Relação que precisa ser entendida como processo de luta que se
realiza nos espaços tencionados entre a autonomia e a regulação.
As
ameaças aos Direitos Humanos, cada vez mais constantes e
vigorosos, precisam ser enfrentadas com a lembrança permanente de
suas origens e de sua constituição como espaços de lutas
individuais e sociais.
“...
os direitos humanos tradicionais – da ‘primeira’ e da
chamada ‘segunda’ gerações – têm que ser complementados
pelos de ‘terceira’ geração, reivindicação que vem
ganhando cada vez mais força. Portanto, direitos humanos
compreendem também direitos de indivíduos (e povos) em relação
à integridade da natureza, isto é, do meio ambiente em que os
seres humanos vivem"”(Altvater, 1999, 115).
Assim,
os Direitos Humanos revelam-se, ao mesmo tempo, como um discurso
capaz de legitimar o modelo econômico excludente, e de outro como
capaz de fornecer as bases para a produção de sociedade mais
participativa e igualitária.
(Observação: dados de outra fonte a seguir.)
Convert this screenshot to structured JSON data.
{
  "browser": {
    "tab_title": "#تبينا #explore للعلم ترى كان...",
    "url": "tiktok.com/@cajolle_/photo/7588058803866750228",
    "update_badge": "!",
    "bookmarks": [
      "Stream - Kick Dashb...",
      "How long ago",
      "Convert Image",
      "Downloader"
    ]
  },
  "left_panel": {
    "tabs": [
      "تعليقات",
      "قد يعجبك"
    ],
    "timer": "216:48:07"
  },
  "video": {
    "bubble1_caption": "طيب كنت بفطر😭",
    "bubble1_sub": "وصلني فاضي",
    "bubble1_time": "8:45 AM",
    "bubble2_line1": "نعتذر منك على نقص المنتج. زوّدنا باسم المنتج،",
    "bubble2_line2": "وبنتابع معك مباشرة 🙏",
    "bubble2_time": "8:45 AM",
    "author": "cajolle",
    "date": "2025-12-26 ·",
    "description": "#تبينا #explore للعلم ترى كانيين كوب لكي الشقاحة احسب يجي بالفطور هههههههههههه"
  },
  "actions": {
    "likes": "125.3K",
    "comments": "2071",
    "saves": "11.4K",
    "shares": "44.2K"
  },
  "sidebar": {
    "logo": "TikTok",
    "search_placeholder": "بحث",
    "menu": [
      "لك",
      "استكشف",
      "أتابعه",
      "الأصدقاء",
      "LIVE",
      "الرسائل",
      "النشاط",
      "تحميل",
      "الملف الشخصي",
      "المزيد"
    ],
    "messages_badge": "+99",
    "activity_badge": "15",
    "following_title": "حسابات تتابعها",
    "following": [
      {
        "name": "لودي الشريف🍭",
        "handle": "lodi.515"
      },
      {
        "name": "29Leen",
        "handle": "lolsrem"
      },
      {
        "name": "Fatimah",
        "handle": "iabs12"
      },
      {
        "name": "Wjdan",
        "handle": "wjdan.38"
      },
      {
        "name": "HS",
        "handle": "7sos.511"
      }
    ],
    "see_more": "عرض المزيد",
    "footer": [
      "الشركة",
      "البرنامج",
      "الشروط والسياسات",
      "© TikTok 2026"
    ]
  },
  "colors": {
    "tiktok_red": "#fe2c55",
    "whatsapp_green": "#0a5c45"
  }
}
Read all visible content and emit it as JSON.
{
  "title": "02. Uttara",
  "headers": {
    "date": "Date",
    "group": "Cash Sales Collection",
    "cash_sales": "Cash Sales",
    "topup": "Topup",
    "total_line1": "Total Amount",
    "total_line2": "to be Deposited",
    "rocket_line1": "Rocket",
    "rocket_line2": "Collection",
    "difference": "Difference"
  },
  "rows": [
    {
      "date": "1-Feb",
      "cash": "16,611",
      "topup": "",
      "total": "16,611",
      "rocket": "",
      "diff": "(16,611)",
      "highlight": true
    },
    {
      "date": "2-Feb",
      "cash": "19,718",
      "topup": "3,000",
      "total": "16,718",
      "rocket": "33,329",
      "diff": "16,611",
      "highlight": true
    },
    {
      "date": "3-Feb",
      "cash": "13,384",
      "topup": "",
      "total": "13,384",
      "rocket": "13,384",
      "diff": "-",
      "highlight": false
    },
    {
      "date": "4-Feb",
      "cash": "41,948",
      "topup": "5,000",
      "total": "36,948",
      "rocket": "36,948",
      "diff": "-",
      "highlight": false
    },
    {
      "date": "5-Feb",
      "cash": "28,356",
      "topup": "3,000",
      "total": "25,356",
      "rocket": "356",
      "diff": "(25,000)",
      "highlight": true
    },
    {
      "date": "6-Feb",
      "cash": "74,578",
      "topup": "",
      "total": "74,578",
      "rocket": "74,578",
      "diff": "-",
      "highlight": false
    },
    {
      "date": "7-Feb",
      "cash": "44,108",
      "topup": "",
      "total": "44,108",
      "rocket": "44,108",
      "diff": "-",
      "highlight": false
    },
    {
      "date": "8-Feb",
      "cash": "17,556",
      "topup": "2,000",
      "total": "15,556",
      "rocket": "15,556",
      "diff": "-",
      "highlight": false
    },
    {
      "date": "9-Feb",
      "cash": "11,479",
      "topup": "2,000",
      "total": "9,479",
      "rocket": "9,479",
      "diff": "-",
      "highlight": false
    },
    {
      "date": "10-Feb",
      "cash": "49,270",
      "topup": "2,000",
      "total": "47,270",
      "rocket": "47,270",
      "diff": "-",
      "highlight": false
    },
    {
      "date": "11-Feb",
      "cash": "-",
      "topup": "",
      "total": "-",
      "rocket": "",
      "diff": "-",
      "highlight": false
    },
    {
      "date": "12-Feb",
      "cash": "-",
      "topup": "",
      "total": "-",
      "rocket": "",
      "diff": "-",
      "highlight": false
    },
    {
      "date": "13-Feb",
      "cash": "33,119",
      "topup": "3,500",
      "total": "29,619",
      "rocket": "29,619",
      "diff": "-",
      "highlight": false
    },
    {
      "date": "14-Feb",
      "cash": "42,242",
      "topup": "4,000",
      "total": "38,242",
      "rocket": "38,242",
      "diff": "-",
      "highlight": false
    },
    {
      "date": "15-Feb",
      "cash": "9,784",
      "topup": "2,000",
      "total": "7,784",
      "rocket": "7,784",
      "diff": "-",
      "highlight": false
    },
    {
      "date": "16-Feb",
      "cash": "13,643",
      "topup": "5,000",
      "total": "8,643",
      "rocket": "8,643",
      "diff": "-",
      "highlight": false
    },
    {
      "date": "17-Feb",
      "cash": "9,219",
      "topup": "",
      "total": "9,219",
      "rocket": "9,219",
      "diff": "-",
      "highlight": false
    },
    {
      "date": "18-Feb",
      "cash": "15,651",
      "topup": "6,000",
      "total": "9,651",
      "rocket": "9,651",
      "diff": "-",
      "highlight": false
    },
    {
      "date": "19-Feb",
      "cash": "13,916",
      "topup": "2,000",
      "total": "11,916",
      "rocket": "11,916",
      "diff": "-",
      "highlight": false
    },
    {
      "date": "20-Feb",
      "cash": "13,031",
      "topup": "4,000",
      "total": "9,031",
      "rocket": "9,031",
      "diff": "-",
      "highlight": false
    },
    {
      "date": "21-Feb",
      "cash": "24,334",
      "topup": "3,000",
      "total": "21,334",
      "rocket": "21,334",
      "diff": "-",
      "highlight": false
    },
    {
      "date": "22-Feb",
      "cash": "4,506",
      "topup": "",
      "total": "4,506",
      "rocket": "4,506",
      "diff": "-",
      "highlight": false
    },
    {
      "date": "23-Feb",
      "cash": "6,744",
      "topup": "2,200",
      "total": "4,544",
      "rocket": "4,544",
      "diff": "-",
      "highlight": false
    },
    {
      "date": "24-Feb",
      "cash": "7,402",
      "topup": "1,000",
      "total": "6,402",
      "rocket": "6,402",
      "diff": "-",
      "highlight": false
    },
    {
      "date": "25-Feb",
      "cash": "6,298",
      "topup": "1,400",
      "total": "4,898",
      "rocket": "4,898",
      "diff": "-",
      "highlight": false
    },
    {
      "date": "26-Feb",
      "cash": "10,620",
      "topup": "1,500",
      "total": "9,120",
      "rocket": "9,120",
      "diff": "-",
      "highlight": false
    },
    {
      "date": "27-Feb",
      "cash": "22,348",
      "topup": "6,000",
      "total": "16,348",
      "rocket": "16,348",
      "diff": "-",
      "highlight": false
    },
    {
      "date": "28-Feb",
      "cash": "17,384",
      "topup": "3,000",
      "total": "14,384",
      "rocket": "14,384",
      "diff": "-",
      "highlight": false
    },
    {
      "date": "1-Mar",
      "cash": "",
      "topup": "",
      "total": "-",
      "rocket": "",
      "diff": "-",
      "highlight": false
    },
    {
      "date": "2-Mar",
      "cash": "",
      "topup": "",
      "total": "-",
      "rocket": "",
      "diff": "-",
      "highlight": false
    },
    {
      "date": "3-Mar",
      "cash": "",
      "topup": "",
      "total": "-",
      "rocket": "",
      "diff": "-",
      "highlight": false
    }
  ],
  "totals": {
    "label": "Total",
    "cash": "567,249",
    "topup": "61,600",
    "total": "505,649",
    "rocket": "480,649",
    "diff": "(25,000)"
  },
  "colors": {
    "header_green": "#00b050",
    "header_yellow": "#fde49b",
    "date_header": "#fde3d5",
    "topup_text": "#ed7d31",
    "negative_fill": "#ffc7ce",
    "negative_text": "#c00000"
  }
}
A garantia possível de sua
aplicabilidade está intimamente relacionada a capacidade das
diferentes sociedades mobilizarem-se, autonomamente, em busca de
uma cultura política que objetive sua implementação.
De
outra parte os Direitos Humanos apresentam-se como uma
possibilidade de mundialização política construída para além
das dimensões de mercado, em permanente conflitualidade com os
Estados nacionais, dos quais devem exigir reconhecimento,
regulamentação, efetivação e autonomia.